Discussion Questions

  1. UK Biobank participants consented to "future health-related research" — which included research into behavioral and psychological traits, research by pharmaceutical companies, and research that may produce commercially valuable products. Was this consent adequately informed? What specifically would you require to be disclosed before participants could meaningfully consent to contributing to a biobank?

  2. The chapter notes that genetic data creates third-party exposure — your relatives are partially characterized by your genome. UK Biobank participants could not consent on behalf of their relatives. How should biobank governance handle this unavoidable feature of genetic data?

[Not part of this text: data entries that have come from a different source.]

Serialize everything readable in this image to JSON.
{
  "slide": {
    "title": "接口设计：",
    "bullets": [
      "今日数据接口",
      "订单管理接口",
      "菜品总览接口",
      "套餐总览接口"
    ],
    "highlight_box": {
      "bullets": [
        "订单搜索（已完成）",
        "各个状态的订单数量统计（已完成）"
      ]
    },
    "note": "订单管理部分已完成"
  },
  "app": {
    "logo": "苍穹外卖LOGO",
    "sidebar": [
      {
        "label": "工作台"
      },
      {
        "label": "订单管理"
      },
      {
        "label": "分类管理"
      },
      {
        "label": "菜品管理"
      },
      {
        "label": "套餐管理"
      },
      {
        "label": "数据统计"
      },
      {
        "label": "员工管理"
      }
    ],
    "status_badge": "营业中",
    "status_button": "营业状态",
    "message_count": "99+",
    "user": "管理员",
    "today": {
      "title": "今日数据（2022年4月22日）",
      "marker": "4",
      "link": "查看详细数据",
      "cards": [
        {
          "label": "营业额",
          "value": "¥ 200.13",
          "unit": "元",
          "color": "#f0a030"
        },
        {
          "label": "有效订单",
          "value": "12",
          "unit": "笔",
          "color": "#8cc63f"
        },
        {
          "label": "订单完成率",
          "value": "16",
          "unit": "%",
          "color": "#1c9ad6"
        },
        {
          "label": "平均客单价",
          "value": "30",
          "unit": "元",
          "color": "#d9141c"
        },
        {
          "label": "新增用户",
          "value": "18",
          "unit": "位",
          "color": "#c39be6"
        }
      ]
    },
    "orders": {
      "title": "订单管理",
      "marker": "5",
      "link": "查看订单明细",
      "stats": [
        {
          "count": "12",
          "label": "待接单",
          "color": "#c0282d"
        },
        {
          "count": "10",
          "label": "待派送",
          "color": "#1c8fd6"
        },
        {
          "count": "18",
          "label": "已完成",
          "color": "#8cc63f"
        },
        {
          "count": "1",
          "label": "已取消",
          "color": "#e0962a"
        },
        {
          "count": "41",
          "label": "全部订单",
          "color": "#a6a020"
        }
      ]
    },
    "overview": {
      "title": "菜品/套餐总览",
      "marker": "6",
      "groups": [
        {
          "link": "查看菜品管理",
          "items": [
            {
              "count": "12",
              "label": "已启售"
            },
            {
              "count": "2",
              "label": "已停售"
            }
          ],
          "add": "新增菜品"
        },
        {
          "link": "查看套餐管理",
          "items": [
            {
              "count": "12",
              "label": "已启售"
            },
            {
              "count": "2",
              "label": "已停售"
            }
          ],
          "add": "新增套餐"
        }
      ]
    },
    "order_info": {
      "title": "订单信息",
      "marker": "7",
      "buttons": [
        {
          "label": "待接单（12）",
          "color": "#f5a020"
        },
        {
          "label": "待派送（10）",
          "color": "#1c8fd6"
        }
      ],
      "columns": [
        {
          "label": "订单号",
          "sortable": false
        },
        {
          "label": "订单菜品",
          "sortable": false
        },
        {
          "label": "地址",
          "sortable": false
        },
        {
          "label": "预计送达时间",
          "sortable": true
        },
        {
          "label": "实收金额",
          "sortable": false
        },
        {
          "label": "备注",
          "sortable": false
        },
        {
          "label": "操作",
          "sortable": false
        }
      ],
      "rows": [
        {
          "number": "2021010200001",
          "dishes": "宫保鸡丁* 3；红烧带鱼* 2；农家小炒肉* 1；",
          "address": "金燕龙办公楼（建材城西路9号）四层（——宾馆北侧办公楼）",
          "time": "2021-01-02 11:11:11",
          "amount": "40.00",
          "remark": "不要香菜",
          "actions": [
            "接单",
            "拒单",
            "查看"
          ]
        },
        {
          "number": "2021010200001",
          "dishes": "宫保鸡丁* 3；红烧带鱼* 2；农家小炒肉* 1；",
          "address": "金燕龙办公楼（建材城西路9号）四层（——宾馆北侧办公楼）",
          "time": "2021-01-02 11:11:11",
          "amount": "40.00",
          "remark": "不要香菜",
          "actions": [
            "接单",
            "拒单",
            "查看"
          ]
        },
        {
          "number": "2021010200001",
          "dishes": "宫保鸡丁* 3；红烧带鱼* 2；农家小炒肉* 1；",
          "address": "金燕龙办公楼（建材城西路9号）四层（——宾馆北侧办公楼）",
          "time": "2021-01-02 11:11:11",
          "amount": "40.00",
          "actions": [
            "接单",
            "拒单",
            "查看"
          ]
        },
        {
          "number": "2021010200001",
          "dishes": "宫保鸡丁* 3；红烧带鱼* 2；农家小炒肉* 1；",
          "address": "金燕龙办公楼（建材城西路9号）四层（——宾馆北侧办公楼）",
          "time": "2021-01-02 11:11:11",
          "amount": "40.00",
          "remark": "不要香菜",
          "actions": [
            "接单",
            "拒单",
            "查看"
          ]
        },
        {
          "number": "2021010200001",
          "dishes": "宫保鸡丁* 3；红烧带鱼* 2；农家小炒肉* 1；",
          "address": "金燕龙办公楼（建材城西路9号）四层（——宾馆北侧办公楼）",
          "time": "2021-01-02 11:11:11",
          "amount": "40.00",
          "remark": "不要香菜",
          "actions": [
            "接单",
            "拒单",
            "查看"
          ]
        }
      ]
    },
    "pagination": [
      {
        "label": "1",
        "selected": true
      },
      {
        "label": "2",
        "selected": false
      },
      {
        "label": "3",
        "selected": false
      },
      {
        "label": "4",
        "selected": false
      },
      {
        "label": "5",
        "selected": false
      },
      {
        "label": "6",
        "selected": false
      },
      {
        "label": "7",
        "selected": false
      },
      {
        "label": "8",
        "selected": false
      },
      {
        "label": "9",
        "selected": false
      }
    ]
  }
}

  3. UK Biobank's 94% white British enrollment was not a deliberate policy choice but a consequence of who volunteered and was accessible. Is the resulting representational inequity morally problematic, even though no one intended it? Who bears responsibility for remediation, and what should remediation look like?

  4. Pharmaceutical companies use UK Biobank data to discover drug targets, then develop and patent drugs that may be priced beyond the reach of the participants whose data contributed to the discovery. Is this unjust? If so, what specific mechanisms would you propose to address it? Consider: a) participant benefit-sharing (cash payments or drug discounts); b) open licensing requirements for discoveries based on public data; c) caps on drug pricing for products developed using publicly subsidized data.

  5. The chapter's discussion of re-identification concludes that governance restrictions (prohibiting re-identification attempts) cannot prevent unauthorized actors from attempting re-identification. Does this mean that genetic biobanking is inherently incompatible with adequate privacy protection? Or are there technical or governance measures that could reduce the re-identification risk to acceptable levels? What would "acceptable" mean in this context?

This case study connects to Chapter 7 (biometrics and bodily data), Chapter 24's main text on biobanks and genetic surveillance, and Chapter 31 (legal frameworks for health data including GDPR provisions on sensitive data). For additional context, see the UK Biobank's own ethics documentation at ukbiobank.ac.uk.